ГИН 16049 Слой 7в, кв. 16-20, пл. 7 920 ± 30 1044–1100 (вероятность 0.62) 1028–1184 (вероятность 0.95)

Восточная керамика – фрагменты краснолощеных изделий с нарезным орнаментом в виде “вьющегося стебля” (рис. 2, 4; 2 экз.: НН № 9, 25) и осколок кашинного сосуда из Ирана (1 экз.: НН  № 36). Указанный орнамент наиболее часто встречается на посуде г. Болгар из слоев, датированных до середины XIV в. (Кокорина, 2002. С. 198. Рис. 104 в, № 71). Фрагмент кашинного сосуда происходит от тонкостенного изделия с двухсторонней прозрачной бесцветной поливой и подглазурной полихромной росписью, передающей голову человека с явными монголоидными чертами – широким округлым лицом, узким разрезом глаз (рис. 2, 3). Над головой человека желтовато-серой линией обозначен ободок нимба. Сохранившееся живописное изображение напоминает роспись “королевского стиля” сосудов “минаи” конца XII – начала XIII в. (Коваль, 2010. С. 50).

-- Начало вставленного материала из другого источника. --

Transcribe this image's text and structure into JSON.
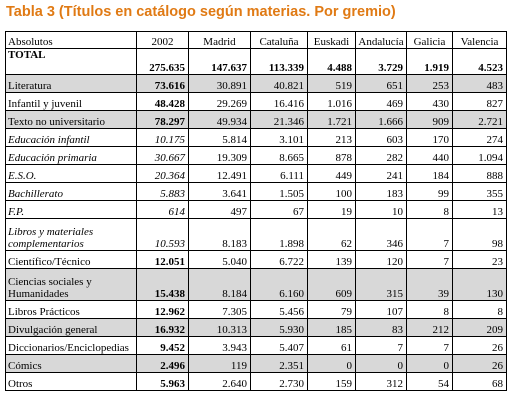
{
  "title": "Tabla 3 (Títulos en catálogo según materias. Por gremio)",
  "header": [
    "Absolutos",
    "2002",
    "Madrid",
    "Cataluña",
    "Euskadi",
    "Andalucía",
    "Galicia",
    "Valencia"
  ],
  "rows": [
    {
      "label": "TOTAL",
      "values": [
        "275.635",
        "147.637",
        "113.339",
        "4.488",
        "3.729",
        "1.919",
        "4.523"
      ],
      "bold": true,
      "italic": false,
      "shade": false,
      "h": 26
    },
    {
      "label": "Literatura",
      "values": [
        "73.616",
        "30.891",
        "40.821",
        "519",
        "651",
        "253",
        "483"
      ],
      "bold": false,
      "italic": false,
      "shade": true,
      "h": 18
    },
    {
      "label": "Infantil y juvenil",
      "values": [
        "48.428",
        "29.269",
        "16.416",
        "1.016",
        "469",
        "430",
        "827"
      ],
      "bold": false,
      "italic": false,
      "shade": false,
      "h": 18
    },
    {
      "label": "Texto no universitario",
      "values": [
        "78.297",
        "49.934",
        "21.346",
        "1.721",
        "1.666",
        "909",
        "2.721"
      ],
      "bold": false,
      "italic": false,
      "shade": true,
      "h": 18
    },
    {
      "label": " Educación infantil",
      "values": [
        "10.175",
        "5.814",
        "3.101",
        "213",
        "603",
        "170",
        "274"
      ],
      "bold": false,
      "italic": true,
      "shade": false,
      "h": 18
    },
    {
      "label": " Educación primaria",
      "values": [
        "30.667",
        "19.309",
        "8.665",
        "878",
        "282",
        "440",
        "1.094"
      ],
      "bold": false,
      "italic": true,
      "shade": false,
      "h": 18
    },
    {
      "label": " E.S.O.",
      "values": [
        "20.364",
        "12.491",
        "6.111",
        "449",
        "241",
        "184",
        "888"
      ],
      "bold": false,
      "italic": true,
      "shade": false,
      "h": 18
    },
    {
      "label": "Bachillerato",
      "values": [
        "5.883",
        "3.641",
        "1.505",
        "100",
        "183",
        "99",
        "355"
      ],
      "bold": false,
      "italic": true,
      "shade": false,
      "h": 18
    },
    {
      "label": " F.P.",
      "values": [
        "614",
        "497",
        "67",
        "19",
        "10",
        "8",
        "13"
      ],
      "bold": false,
      "italic": true,
      "shade": false,
      "h": 18
    },
    {
      "label": " Libros y materiales complementarios",
      "values": [
        "10.593",
        "8.183",
        "1.898",
        "62",
        "346",
        "7",
        "98"
      ],
      "bold": false,
      "italic": true,
      "shade": false,
      "h": 32,
      "wrap": true
    },
    {
      "label": "Científico/Técnico",
      "values": [
        "12.051",
        "5.040",
        "6.722",
        "139",
        "120",
        "7",
        "23"
      ],
      "bold": false,
      "italic": false,
      "shade": false,
      "h": 18
    },
    {
      "label": "Ciencias sociales y Humanidades",
      "values": [
        "15.438",
        "8.184",
        "6.160",
        "609",
        "315",
        "39",
        "130"
      ],
      "bold": false,
      "italic": false,
      "shade": true,
      "h": 32,
      "wrap": true
    },
    {
      "label": "Libros Prácticos",
      "values": [
        "12.962",
        "7.305",
        "5.456",
        "79",
        "107",
        "8",
        "8"
      ],
      "bold": false,
      "italic": false,
      "shade": false,
      "h": 18
    },
    {
      "label": "Divulgación general",
      "values": [
        "16.932",
        "10.313",
        "5.930",
        "185",
        "83",
        "212",
        "209"
      ],
      "bold": false,
      "italic": false,
      "shade": true,
      "h": 18
    },
    {
      "label": "Diccionarios/Enciclopedias",
      "values": [
        "9.452",
        "3.943",
        "5.407",
        "61",
        "7",
        "7",
        "26"
      ],
      "bold": false,
      "italic": false,
      "shade": false,
      "h": 18
    },
    {
      "label": "Cómics",
      "values": [
        "2.496",
        "119",
        "2.351",
        "0",
        "0",
        "0",
        "26"
      ],
      "bold": false,
      "italic": false,
      "shade": true,
      "h": 18
    },
    {
      "label": "Otros",
      "values": [
        "5.963",
        "2.640",
        "2.730",
        "159",
        "312",
        "54",
        "68"
      ],
      "bold": false,
      "italic": false,
      "shade": false,
      "h": 18
    }
  ]
}
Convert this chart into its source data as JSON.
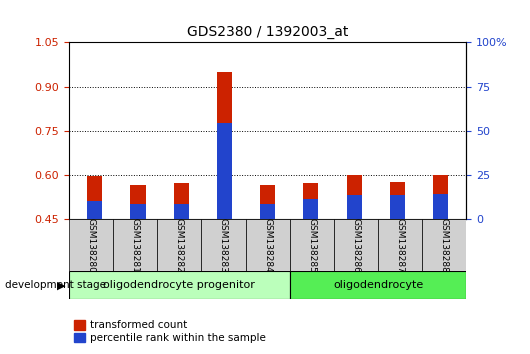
{
  "title": "GDS2380 / 1392003_at",
  "samples": [
    "GSM138280",
    "GSM138281",
    "GSM138282",
    "GSM138283",
    "GSM138284",
    "GSM138285",
    "GSM138286",
    "GSM138287",
    "GSM138288"
  ],
  "transformed_count": [
    0.597,
    0.568,
    0.573,
    0.95,
    0.567,
    0.572,
    0.6,
    0.577,
    0.6
  ],
  "percentile_top": [
    0.513,
    0.503,
    0.504,
    0.778,
    0.501,
    0.521,
    0.533,
    0.532,
    0.537
  ],
  "ylim_left": [
    0.45,
    1.05
  ],
  "yticks_left": [
    0.45,
    0.6,
    0.75,
    0.9,
    1.05
  ],
  "yticks_right_vals": [
    0,
    25,
    50,
    75,
    100
  ],
  "yticks_right_labels": [
    "0",
    "25",
    "50",
    "75",
    "100%"
  ],
  "bar_color_red": "#cc2200",
  "bar_color_blue": "#2244cc",
  "group1_label": "oligodendrocyte progenitor",
  "group1_count": 5,
  "group2_label": "oligodendrocyte",
  "group2_count": 4,
  "group_bg_light": "#bbffbb",
  "group_bg_dark": "#55ee55",
  "stage_label": "development stage",
  "legend_red": "transformed count",
  "legend_blue": "percentile rank within the sample",
  "bar_width": 0.35
}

Общее количество выделенных наиболее ранних находок – 135 (Нижний Новгород: 55, сельские памятники: 80). Их дополняют образцы русской посудной керамики, исчезающие к началу–первой половине XIV в. Это две группы горшков со специфическими формами горловин и сосуды, украшенные прокаткой зубчатого колесика.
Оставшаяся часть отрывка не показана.